C. Le défaut de produire une preuve suffisante concernant les motifs d’ordre humanitaire

[35] La dernière allégation d’incompétence formulée par M. Sidhu est quelque peu différente des deux précédentes. La SAI ne pouvait rejeter cette allégation du seul fait qu’elle préférait la version des événements de l’ancien avocat à celle de M. Sidhu. Elle devait plutôt évaluer, en examinant l’ensemble du dossier, si la représentation offerte par l’ancien avocat de M. Sidhu avait un niveau de gravité suffisamment élevé pour être qualifiée d’incompétence. La SAI a fait cette analyse et conclu que M. Sidhu n’avait pas démontré que son ancien avocat avait agi de façon incompétente quant à la preuve relative aux motifs d’ordre humanitaire.

[36] À mon avis, la décision de la SAI est raisonnable. Elle a mené un examen approfondi du déroulement de l’audience concernant l’interdiction de territoire, en se fondant sur le dossier, la décision d’interdiction de territoire et les explications fournies par l’ancien avocat.

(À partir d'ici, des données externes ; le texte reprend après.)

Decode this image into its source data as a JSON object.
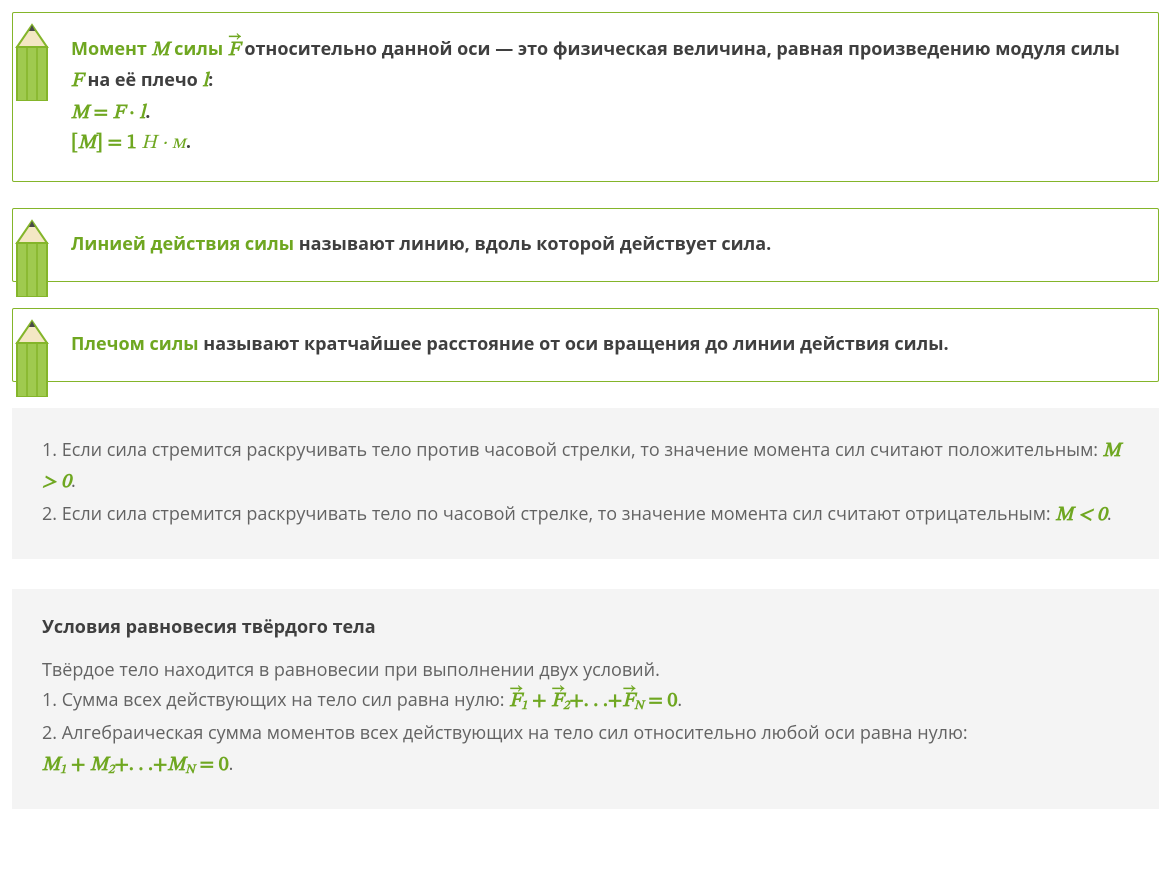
{
  "card1": {
    "t1_a": "Момент ",
    "t1_M": "M",
    "t1_b": " силы ",
    "t1_F": "F",
    "t1_c": " относительно данной оси — это физическая величина, равная произведению модуля силы ",
    "t1_F2": "F",
    "t1_d": " на её плечо ",
    "t1_l": "l",
    "t1_e": ":",
    "eq1_lhs": "M",
    "eq1_eq": " = ",
    "eq1_rhs_F": "F",
    "eq1_dot": " · ",
    "eq1_rhs_l": "l",
    "eq1_period": ".",
    "eq2_open": "[",
    "eq2_M": "M",
    "eq2_close": "]",
    "eq2_eq": " = ",
    "eq2_one": "1",
    "eq2_units": " Н · м",
    "eq2_period": "."
  },
  "card2": {
    "lead": "Линией действия силы",
    "tail": " называют линию, вдоль которой действует сила."
  },
  "card3": {
    "lead": "Плечом силы",
    "tail": " называют кратчайшее расстояние от оси вращения до линии действия силы."
  },
  "note1": {
    "p1a": "1. Если сила стремится раскручивать тело против часовой стрелки, то значение момента сил считают положительным: ",
    "p1m": "M > 0",
    "p1b": ".",
    "p2a": "2. Если сила стремится раскручивать тело по часовой стрелке, то значение момента сил считают отрицательным: ",
    "p2m": "M < 0",
    "p2b": "."
  },
  "note2": {
    "title": "Условия равновесия твёрдого тела",
    "p0": "Твёрдое тело находится в равновесии при выполнении двух условий.",
    "p1a": "1. Сумма всех действующих на тело сил равна нулю: ",
    "p1_F": "F",
    "p1_s1": "1",
    "p1_plus": " + ",
    "p1_F2": "F",
    "p1_s2": "2",
    "p1_dots": "+. . .+",
    "p1_FN": "F",
    "p1_sN": "N",
    "p1_eq0": " = 0",
    "p1b": ".",
    "p2a": "2. Алгебраическая сумма моментов всех действующих на тело сил относительно любой оси равна нулю:",
    "p2_M1": "M",
    "p2_s1": "1",
    "p2_plus": " + ",
    "p2_M2": "M",
    "p2_s2": "2",
    "p2_dots": "+. . .+",
    "p2_MN": "M",
    "p2_sN": "N",
    "p2_eq0": " = 0",
    "p2b": "."
  }
}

[37] Pour contester les conclusions de la SAI, M. Sidhu s’appuie sur certains extraits de la décision d’interdiction de territoire et sur la transcription de sa conversation avec une technicienne juridique travaillant pour son ancien avocat. J’analyserai successivement ces prétentions.

(1) Les remarques sur l’insuffisance de la preuve qui figurent dans la décision d’interdiction de territoire

[38] Dans la décision d’interdiction de territoire, la SAI a signalé à plusieurs reprises le fait que l’épouse et la sœur de M. Sidhu n’avaient pas fourni de preuve, sauf au moyen d’un affidavit relativement à un point précis. Par exemple, au paragraphe 68 de cette décision, la SAI a indiqué qu’il serait « raisonnable de s’attendre à ce qu’une épouse préoccupée par le sort de son mari participe d’une façon ou d’une autre à cette dernière étape du processus d’appel ». Puis, au paragraphe 82, elle a souligné que la « preuve contient très peu d’éléments relatifs à la fille de [M. Sidhu] et à sa situation ».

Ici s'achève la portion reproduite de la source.